I was keen to see this one to discover whether it had anything in common with the 1968 movie adaption of the same source (Snake-Girl and the Silver-Haired Witch
reviewed here). The roots of the story are the same, with the same skeletal story, and some of the same incidents, like Yumiko discovering snakeskin in her bed one morning. But the ending is different and the story takes a different direction and is far less claustrophobic. Kazz has also updated it with the internet sub-plot. I’m still more impressed with the movie because of the higher production value and successfully nightmarish mood.

But here the lead actress is outstanding and the snake creature is imaginatively designed and portrayed (see the cover art above), with an excellent CGI money shot. Though some of the close ups are so close, you can see the actress’ white teeth visible behind the yellow fake teeth.
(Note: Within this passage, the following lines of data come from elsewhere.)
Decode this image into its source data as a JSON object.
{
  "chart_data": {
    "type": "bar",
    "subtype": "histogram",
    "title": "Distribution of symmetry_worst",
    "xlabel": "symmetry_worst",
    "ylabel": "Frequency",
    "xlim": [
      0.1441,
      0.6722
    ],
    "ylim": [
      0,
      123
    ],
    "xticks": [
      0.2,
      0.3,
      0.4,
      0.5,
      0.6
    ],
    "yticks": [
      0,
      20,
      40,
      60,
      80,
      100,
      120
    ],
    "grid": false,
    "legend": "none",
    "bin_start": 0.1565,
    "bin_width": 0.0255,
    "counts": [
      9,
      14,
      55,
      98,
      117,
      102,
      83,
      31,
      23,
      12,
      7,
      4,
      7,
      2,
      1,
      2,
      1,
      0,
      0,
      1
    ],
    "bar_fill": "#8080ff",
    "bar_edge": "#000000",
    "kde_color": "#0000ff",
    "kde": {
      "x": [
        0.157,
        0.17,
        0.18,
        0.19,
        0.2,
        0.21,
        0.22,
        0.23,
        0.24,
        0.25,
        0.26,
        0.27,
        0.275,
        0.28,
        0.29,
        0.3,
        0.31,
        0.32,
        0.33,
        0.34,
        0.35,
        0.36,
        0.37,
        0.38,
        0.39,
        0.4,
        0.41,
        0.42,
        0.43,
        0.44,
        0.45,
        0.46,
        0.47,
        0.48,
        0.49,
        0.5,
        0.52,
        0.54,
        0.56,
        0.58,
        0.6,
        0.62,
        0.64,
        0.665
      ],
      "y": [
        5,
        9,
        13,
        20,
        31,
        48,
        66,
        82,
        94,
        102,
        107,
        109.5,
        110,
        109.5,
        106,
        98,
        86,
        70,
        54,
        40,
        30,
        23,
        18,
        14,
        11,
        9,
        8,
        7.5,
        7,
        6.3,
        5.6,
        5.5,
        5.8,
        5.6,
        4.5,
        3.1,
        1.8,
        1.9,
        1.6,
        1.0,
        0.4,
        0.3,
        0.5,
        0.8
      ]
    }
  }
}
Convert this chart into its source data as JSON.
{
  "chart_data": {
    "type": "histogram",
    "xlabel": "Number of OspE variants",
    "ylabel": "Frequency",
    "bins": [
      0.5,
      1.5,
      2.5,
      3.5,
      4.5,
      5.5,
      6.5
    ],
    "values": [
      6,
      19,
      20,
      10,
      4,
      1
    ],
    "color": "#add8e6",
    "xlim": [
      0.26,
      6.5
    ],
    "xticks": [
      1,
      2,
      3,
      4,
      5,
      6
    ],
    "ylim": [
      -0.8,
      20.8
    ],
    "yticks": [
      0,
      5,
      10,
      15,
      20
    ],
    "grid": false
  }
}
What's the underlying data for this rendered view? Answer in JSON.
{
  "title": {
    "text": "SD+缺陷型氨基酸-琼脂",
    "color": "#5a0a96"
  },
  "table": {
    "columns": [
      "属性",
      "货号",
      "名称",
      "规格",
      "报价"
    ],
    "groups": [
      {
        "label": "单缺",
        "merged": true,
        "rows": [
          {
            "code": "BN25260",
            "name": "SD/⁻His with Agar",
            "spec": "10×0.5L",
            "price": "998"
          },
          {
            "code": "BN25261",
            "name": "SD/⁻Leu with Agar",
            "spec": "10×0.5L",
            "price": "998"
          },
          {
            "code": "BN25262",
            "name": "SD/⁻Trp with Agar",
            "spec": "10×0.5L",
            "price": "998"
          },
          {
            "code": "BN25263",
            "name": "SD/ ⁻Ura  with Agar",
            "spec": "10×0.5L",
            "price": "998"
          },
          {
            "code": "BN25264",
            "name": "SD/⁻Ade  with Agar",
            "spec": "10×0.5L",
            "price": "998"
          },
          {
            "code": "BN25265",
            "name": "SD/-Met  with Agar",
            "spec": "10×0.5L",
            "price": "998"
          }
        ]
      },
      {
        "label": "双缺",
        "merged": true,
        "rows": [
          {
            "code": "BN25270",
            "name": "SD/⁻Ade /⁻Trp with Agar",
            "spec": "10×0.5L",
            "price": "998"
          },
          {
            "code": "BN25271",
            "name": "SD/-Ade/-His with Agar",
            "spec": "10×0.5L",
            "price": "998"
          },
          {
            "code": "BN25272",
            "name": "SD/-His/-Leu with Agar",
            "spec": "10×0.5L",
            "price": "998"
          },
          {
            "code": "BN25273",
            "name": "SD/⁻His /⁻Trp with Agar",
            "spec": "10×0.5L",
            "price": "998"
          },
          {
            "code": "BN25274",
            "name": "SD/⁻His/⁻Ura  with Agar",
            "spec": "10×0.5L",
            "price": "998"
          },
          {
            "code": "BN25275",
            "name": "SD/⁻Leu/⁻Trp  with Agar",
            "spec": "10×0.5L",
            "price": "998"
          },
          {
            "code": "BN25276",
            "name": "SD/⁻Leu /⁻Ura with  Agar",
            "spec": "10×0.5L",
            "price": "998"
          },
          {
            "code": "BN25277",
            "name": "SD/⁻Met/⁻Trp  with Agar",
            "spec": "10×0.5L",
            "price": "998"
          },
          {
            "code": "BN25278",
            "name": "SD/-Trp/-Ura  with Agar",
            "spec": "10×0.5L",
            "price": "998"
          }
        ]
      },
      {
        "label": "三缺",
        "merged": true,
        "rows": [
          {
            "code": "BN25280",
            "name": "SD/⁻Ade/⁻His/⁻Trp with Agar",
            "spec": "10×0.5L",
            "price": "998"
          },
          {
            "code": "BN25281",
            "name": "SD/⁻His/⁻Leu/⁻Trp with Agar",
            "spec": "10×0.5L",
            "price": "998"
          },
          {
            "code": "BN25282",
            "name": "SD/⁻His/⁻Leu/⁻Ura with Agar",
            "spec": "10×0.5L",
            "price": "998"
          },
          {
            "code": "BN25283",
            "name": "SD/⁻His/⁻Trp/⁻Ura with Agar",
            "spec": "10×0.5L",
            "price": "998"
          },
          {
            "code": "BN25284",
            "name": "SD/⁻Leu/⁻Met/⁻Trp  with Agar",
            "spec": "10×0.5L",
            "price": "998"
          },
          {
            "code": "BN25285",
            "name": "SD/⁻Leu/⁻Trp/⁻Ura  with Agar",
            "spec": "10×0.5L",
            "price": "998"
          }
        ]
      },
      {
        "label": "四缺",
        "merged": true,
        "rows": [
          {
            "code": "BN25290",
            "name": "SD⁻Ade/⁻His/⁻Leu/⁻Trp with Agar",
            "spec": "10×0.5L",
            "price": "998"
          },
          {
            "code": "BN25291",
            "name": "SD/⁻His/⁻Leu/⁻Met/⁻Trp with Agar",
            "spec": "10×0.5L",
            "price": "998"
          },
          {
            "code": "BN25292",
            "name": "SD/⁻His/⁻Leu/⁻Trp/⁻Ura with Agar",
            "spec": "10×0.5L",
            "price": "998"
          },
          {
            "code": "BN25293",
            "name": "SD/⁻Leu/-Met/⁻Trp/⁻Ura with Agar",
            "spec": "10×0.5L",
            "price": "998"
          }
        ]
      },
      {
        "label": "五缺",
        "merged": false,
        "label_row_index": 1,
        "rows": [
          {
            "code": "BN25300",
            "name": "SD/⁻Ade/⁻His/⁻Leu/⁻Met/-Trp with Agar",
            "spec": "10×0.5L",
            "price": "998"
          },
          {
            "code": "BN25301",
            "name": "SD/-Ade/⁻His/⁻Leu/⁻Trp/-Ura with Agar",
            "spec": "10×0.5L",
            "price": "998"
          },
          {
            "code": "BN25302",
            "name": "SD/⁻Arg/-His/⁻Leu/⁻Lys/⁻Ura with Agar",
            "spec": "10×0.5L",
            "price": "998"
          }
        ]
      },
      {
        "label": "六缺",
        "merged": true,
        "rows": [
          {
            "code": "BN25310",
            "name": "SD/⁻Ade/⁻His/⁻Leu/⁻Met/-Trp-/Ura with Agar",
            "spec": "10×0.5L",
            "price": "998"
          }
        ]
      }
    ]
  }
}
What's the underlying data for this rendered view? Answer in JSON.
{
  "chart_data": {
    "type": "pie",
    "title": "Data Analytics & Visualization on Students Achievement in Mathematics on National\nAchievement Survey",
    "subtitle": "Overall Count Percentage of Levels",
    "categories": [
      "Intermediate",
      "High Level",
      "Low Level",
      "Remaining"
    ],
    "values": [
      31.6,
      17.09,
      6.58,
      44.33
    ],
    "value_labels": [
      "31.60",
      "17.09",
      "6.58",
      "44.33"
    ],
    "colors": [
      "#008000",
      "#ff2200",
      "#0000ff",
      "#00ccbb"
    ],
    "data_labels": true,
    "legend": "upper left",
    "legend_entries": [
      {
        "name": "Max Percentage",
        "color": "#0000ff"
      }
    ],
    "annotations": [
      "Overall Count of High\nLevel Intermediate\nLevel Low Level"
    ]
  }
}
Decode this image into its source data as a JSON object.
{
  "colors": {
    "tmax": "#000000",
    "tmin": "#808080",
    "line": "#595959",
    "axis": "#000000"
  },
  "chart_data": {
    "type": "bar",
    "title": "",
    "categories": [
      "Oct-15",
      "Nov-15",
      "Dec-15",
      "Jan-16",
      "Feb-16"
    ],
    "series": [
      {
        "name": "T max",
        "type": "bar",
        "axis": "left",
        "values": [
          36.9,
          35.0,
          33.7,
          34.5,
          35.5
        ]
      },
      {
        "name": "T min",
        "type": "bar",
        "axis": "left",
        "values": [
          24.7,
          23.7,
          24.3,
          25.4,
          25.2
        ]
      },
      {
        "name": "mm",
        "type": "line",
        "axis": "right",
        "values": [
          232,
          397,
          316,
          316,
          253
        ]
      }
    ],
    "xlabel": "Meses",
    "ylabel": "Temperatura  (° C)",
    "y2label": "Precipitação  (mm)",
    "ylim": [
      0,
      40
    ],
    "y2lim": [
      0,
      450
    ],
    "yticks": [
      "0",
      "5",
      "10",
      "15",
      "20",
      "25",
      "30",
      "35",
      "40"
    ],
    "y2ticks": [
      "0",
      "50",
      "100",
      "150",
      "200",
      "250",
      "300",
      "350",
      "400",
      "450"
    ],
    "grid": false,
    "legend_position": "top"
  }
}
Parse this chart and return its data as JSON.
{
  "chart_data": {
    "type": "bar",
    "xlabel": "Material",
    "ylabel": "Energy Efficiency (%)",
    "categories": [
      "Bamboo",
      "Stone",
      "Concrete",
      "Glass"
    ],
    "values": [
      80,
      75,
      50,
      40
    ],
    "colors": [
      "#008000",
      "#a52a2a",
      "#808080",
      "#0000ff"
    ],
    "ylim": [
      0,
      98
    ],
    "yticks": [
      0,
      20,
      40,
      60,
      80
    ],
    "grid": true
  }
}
The narrative is confusing, zombie villagers are thrown into the mix, but are so lacklustre and unthreatening that it only adds to the ‘bad dream’ feel. But a little girl’s bad dream is hardly strong stuff for the rest of us. Compared to the extreme gore of a later episode, this almost feels like children’s TV.

The young lead, and the director go to great pains to re-enact the stylized 'screaming face' tableau – hands raised to the face, just like the original illustrations. This is careful homage, but really doesn’t work in live-action. Especially because nothing else in the film is as exaggerated.

Together with a slack ending and a very poorly staged transformation scene, this story is more of a grim fairy tale than horror.
I'll still revisit it rather than watch the similarly themed Thai horror Snaker any day. (That had a great cover - of a girl with snakes for hair - and nothing else, looking more like a theatre group with a video camera.) But still the best snake-girl on film, is Jacqueline Pearce in the Hammer horror The Reptile (1966) - really horrendous snake bites in that one.

Director Noboru Iguchi must have done something that Kazz liked, because he's now directed a movie based on a Kazz character - The Cat-Eyed Boy (Nekome Kozo).

The second story in Volume 2 is called The Wish.

This time with a schoolboy at centre stage. He’s friendless and locks himself away at home, building a human-sized puppet out of wood, wishing he could will it to life with telekinesis. He loses interest in the project when he actually makes a real friend, but then his wish comes true…

This simple rambling tale is helped enormously by the horrendously hideous puppet creature – it just has to sit in a room to creep you out. Even though the story looks very video, the story makes a good naturalistic impression, despite some fake-looking sky effects.

Again the director has taken pains to recreate the original tale, making for a short film that’s underdeveloped. But it’s suitably creepy and packs some unexpected shocks. A limited but startling use of digital effects helps enormously in the climax.

If you thought the clown doll in Poltergeist was scary, you really shouldn't see this.

The DVD has useful behind-the-scenes interviews, promotional trailers for the two stories and intros from Kazuo Umezu himself. Every scrap of information helped me understand the stories better, but I’d love to see more frames from the original comics, without which these adaptions would make much more sense.


Note that amazon.com lists two of these DVDs under the mis-spelled title Kazuo Umezz's Horror Theater.

Do you want to know more?
Kazuo Umezu has a blog in Japanese - where his many photographs belie his tastes for fine cuisine and red-and-white stripy clothes.

The six story series also has a CD soundtrack release which features an expanded version of the catchy theme tune sung by Rurutia. She also provides backing vocals on other tracks as well as singing the end theme. The CD contains electro, rock and creepy muzak all featured in the series. I bought mine from CDjapan.